San Francisco Leather District to be Celebrated with Markers

9 April 2021


A plan to commemorate 50 locations tied to San Francisco's leather and LGBTQ culture with sidewalk markers has been endorsed by the Board of Supervisors and will file for civic design review this week. The resolution in support was taken up on an expedited process this week due to pending deadlines and a streetscape improvement project underway that could incorporate the installation of the plaques.

As the Bay Area Reporter first reported in September, the Leather & LGBTQ Cultural District has proposed recognising current and former businesses in the area by placing bronze plaques in the sidewalk near where they operated or currently are located. Such storied establishments as the Folsom Street Barracks, The Arena, Ramrod, The Brig, and the Club Baths of San Francisco would be memorialised with historical markers.

Leather district leaders plan to file by Friday, April 9, to have the city's arts commission review the designs for the plaques now that the supervisors voted 11-0 at their April 6 meeting to back the project.
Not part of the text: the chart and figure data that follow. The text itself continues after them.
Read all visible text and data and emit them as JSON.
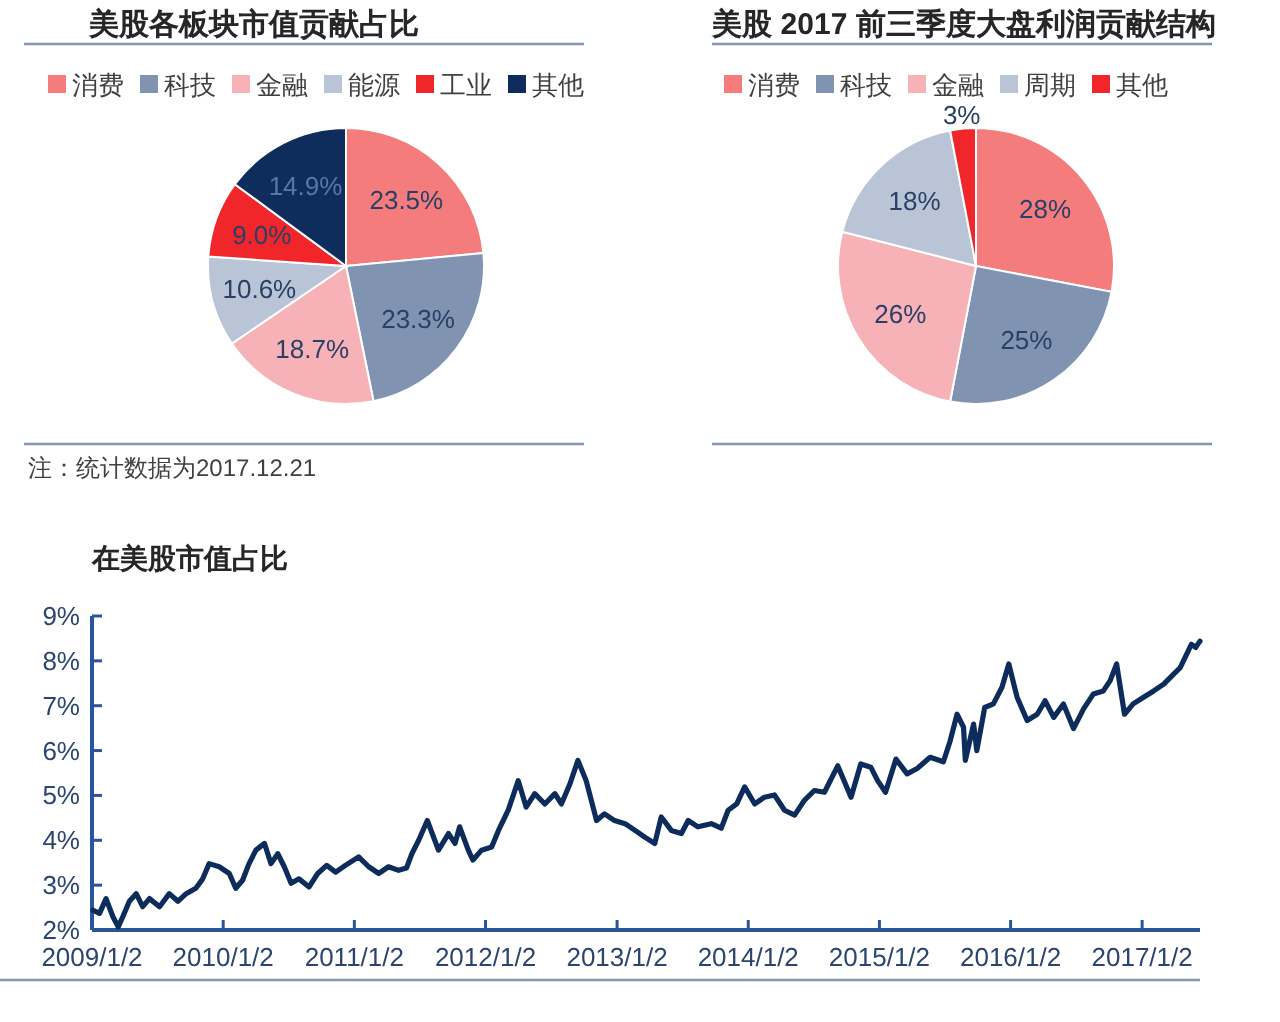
{
  "chart_data": [
    {
      "type": "pie",
      "title": "美股各板块市值贡献占比",
      "categories": [
        "消费",
        "科技",
        "金融",
        "能源",
        "工业",
        "其他"
      ],
      "values": [
        23.5,
        23.3,
        18.7,
        10.6,
        9.0,
        14.9
      ],
      "value_labels": [
        "23.5%",
        "23.3%",
        "18.7%",
        "10.6%",
        "9.0%",
        "14.9%"
      ],
      "colors": [
        "#f47c7c",
        "#8094b1",
        "#f7b2b7",
        "#b9c4d6",
        "#f0262a",
        "#0f2d5c"
      ],
      "legend": "top",
      "annotations": [
        "注：统计数据为2017.12.21"
      ]
    },
    {
      "type": "pie",
      "title": "美股 2017 前三季度大盘利润贡献结构",
      "categories": [
        "消费",
        "科技",
        "金融",
        "周期",
        "其他"
      ],
      "values": [
        28,
        25,
        26,
        18,
        3
      ],
      "value_labels": [
        "28%",
        "25%",
        "26%",
        "18%",
        "3%"
      ],
      "colors": [
        "#f47c7c",
        "#8094b1",
        "#f7b2b7",
        "#b9c4d6",
        "#f0262a"
      ],
      "legend": "top"
    },
    {
      "type": "line",
      "title": "在美股市值占比",
      "x": [
        "2009-01-05",
        "2009-01-23",
        "2009-02-10",
        "2009-03-01",
        "2009-03-16",
        "2009-03-29",
        "2009-04-16",
        "2009-05-05",
        "2009-05-23",
        "2009-06-11",
        "2009-07-09",
        "2009-08-05",
        "2009-08-29",
        "2009-09-21",
        "2009-10-18",
        "2009-11-06",
        "2009-11-24",
        "2009-12-22",
        "2010-01-19",
        "2010-02-06",
        "2010-02-25",
        "2010-03-15",
        "2010-04-03",
        "2010-04-27",
        "2010-05-15",
        "2010-06-03",
        "2010-06-21",
        "2010-07-10",
        "2010-08-01",
        "2010-08-29",
        "2010-09-22",
        "2010-10-17",
        "2010-11-11",
        "2010-12-08",
        "2011-01-14",
        "2011-02-11",
        "2011-03-11",
        "2011-04-07",
        "2011-05-05",
        "2011-05-27",
        "2011-06-11",
        "2011-06-30",
        "2011-07-24",
        "2011-08-24",
        "2011-09-21",
        "2011-10-09",
        "2011-10-22",
        "2011-11-15",
        "2011-11-28",
        "2011-12-22",
        "2012-01-19",
        "2012-02-07",
        "2012-03-05",
        "2012-04-02",
        "2012-04-24",
        "2012-05-18",
        "2012-06-15",
        "2012-07-13",
        "2012-07-31",
        "2012-08-24",
        "2012-09-15",
        "2012-10-08",
        "2012-11-06",
        "2012-11-28",
        "2012-12-26",
        "2013-01-24",
        "2013-02-21",
        "2013-03-20",
        "2013-04-17",
        "2013-05-05",
        "2013-06-02",
        "2013-06-30",
        "2013-07-19",
        "2013-08-15",
        "2013-09-21",
        "2013-10-19",
        "2013-11-07",
        "2013-12-01",
        "2013-12-23",
        "2014-01-20",
        "2014-02-16",
        "2014-03-16",
        "2014-04-13",
        "2014-05-11",
        "2014-06-07",
        "2014-07-05",
        "2014-08-02",
        "2014-09-08",
        "2014-10-15",
        "2014-11-11",
        "2014-12-09",
        "2014-12-28",
        "2015-01-19",
        "2015-02-17",
        "2015-03-20",
        "2015-04-17",
        "2015-05-23",
        "2015-06-29",
        "2015-07-18",
        "2015-08-06",
        "2015-08-24",
        "2015-08-29",
        "2015-09-21",
        "2015-09-30",
        "2015-10-22",
        "2015-11-15",
        "2015-12-09",
        "2015-12-28",
        "2016-01-20",
        "2016-02-17",
        "2016-03-16",
        "2016-04-07",
        "2016-05-01",
        "2016-05-28",
        "2016-06-25",
        "2016-07-23",
        "2016-08-19",
        "2016-09-16",
        "2016-10-05",
        "2016-10-23",
        "2016-11-14",
        "2016-12-08",
        "2017-01-06",
        "2017-02-03",
        "2017-03-03",
        "2017-03-30",
        "2017-04-18",
        "2017-05-06",
        "2017-05-19",
        "2017-05-31",
        "2017-06-12"
      ],
      "series": [
        {
          "color": "#0d2c5c",
          "values": [
            2.44,
            2.37,
            2.7,
            2.3,
            2.07,
            2.3,
            2.64,
            2.81,
            2.52,
            2.7,
            2.52,
            2.81,
            2.64,
            2.81,
            2.93,
            3.14,
            3.48,
            3.41,
            3.26,
            2.93,
            3.11,
            3.48,
            3.78,
            3.93,
            3.48,
            3.7,
            3.41,
            3.04,
            3.14,
            2.96,
            3.26,
            3.44,
            3.29,
            3.44,
            3.63,
            3.41,
            3.26,
            3.41,
            3.33,
            3.38,
            3.7,
            4.0,
            4.44,
            3.78,
            4.15,
            3.93,
            4.3,
            3.78,
            3.56,
            3.78,
            3.85,
            4.22,
            4.67,
            5.33,
            4.74,
            5.04,
            4.81,
            5.04,
            4.81,
            5.26,
            5.78,
            5.33,
            4.44,
            4.59,
            4.44,
            4.37,
            4.22,
            4.07,
            3.93,
            4.52,
            4.22,
            4.15,
            4.44,
            4.3,
            4.37,
            4.27,
            4.67,
            4.81,
            5.19,
            4.81,
            4.96,
            5.01,
            4.67,
            4.56,
            4.89,
            5.11,
            5.07,
            5.66,
            4.96,
            5.7,
            5.63,
            5.33,
            5.07,
            5.81,
            5.48,
            5.6,
            5.85,
            5.75,
            6.22,
            6.81,
            6.52,
            5.78,
            6.59,
            6.0,
            6.96,
            7.04,
            7.41,
            7.93,
            7.19,
            6.67,
            6.81,
            7.11,
            6.74,
            7.04,
            6.49,
            6.93,
            7.26,
            7.33,
            7.56,
            7.93,
            6.81,
            7.04,
            7.19,
            7.33,
            7.48,
            7.7,
            7.85,
            8.15,
            8.37,
            8.3,
            8.44
          ]
        }
      ],
      "xlim": [
        "2009-01-02",
        "2017-06-12"
      ],
      "xticks": [
        {
          "value": "2009-01-02",
          "label": "2009/1/2"
        },
        {
          "value": "2010-01-02",
          "label": "2010/1/2"
        },
        {
          "value": "2011-01-02",
          "label": "2011/1/2"
        },
        {
          "value": "2012-01-02",
          "label": "2012/1/2"
        },
        {
          "value": "2013-01-02",
          "label": "2013/1/2"
        },
        {
          "value": "2014-01-02",
          "label": "2014/1/2"
        },
        {
          "value": "2015-01-02",
          "label": "2015/1/2"
        },
        {
          "value": "2016-01-02",
          "label": "2016/1/2"
        },
        {
          "value": "2017-01-02",
          "label": "2017/1/2"
        }
      ],
      "ylim": [
        2,
        9
      ],
      "yticks": [
        {
          "value": 2,
          "label": "2%"
        },
        {
          "value": 3,
          "label": "3%"
        },
        {
          "value": 4,
          "label": "4%"
        },
        {
          "value": 5,
          "label": "5%"
        },
        {
          "value": 6,
          "label": "6%"
        },
        {
          "value": 7,
          "label": "7%"
        },
        {
          "value": 8,
          "label": "8%"
        },
        {
          "value": 9,
          "label": "9%"
        }
      ]
    }
  ]
}
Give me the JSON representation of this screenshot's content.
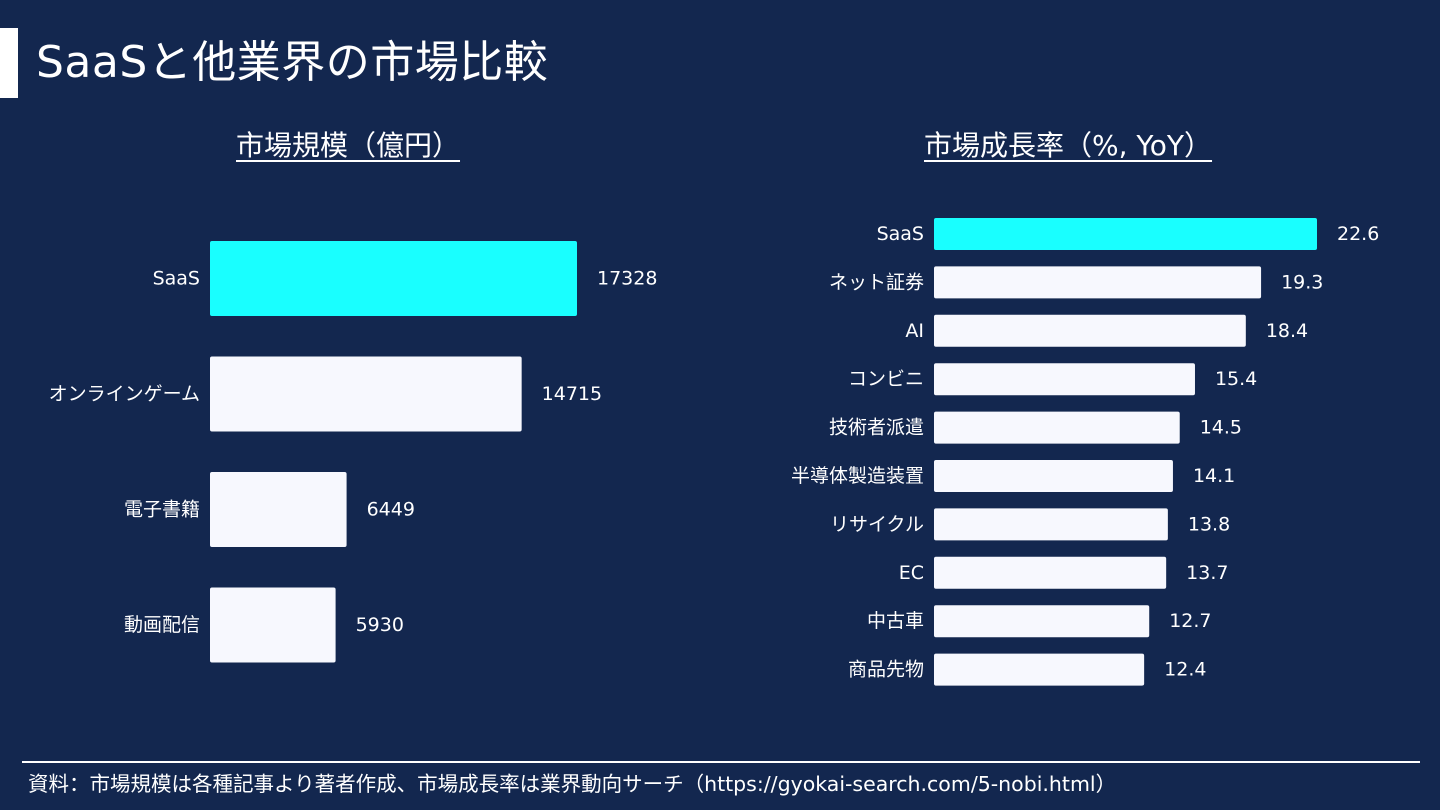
{
  "page": {
    "title": "SaaSと他業界の市場比較",
    "footnote": "資料：市場規模は各種記事より著者作成、市場成長率は業界動向サーチ（https://gyokai-search.com/5-nobi.html）"
  },
  "colors": {
    "background": "#13274f",
    "highlight_bar": "#19ffff",
    "bar": "#f7f8fe",
    "text": "#ffffff"
  },
  "chart_data": [
    {
      "type": "bar",
      "orientation": "horizontal",
      "title": "市場規模（億円）",
      "categories": [
        "SaaS",
        "オンラインゲーム",
        "電子書籍",
        "動画配信"
      ],
      "values": [
        17328,
        14715,
        6449,
        5930
      ],
      "highlight": "SaaS",
      "data_labels": true,
      "xlim": [
        0,
        17328
      ],
      "grid": false,
      "axes_visible": false
    },
    {
      "type": "bar",
      "orientation": "horizontal",
      "title": "市場成長率（%, YoY）",
      "categories": [
        "SaaS",
        "ネット証券",
        "AI",
        "コンビニ",
        "技術者派遣",
        "半導体製造装置",
        "リサイクル",
        "EC",
        "中古車",
        "商品先物"
      ],
      "values": [
        22.6,
        19.3,
        18.4,
        15.4,
        14.5,
        14.1,
        13.8,
        13.7,
        12.7,
        12.4
      ],
      "highlight": "SaaS",
      "data_labels": true,
      "xlim": [
        0,
        22.6
      ],
      "grid": false,
      "axes_visible": false
    }
  ]
}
Gay District 8 Supervisor Rafael Mandelman asked to be added as a co-sponsor.

The district will also be seeking an estimated $120,000 to pay for the plaques from the community impact fees the developer L37 Partners will be required to pay for its 244-rental unit housing development in SOMA. The city's planning commission recently approved the project to be built at Folsom and 11th streets adjacent to the gay nightclub Oasis.

"Each one of these steps will determine whether it goes ahead and whether we can get the money or not," Robert Goldfarb, chair of the leather district's board, told the B.A.R. prior to the supervisors' meeting.

A number of historic SOMA leather businesses have already been memorialised on stone plinths in the San Francisco South of Market Leather History Alley. Dedicated four years ago, the side street project spans Ringold Alley between Eighth and Ninth streets and sports bronze bootprints embedded in the sidewalk honouring various leather community leaders, some of whom owned the remembered businesses.

In conjunction with the leather district plaques will be self-guided walking tours the cultural district plans to host on its website. There will be audio components in addition to write-ups about the various locations, according to Goldfarb.

As David Hyman, who is also involved with the SOMA leather district, noted during the land use committee hearing, "Many visitors who come for Leather Week and other special events ask about these places. They are not forgotten, but in most cases, they are invisible."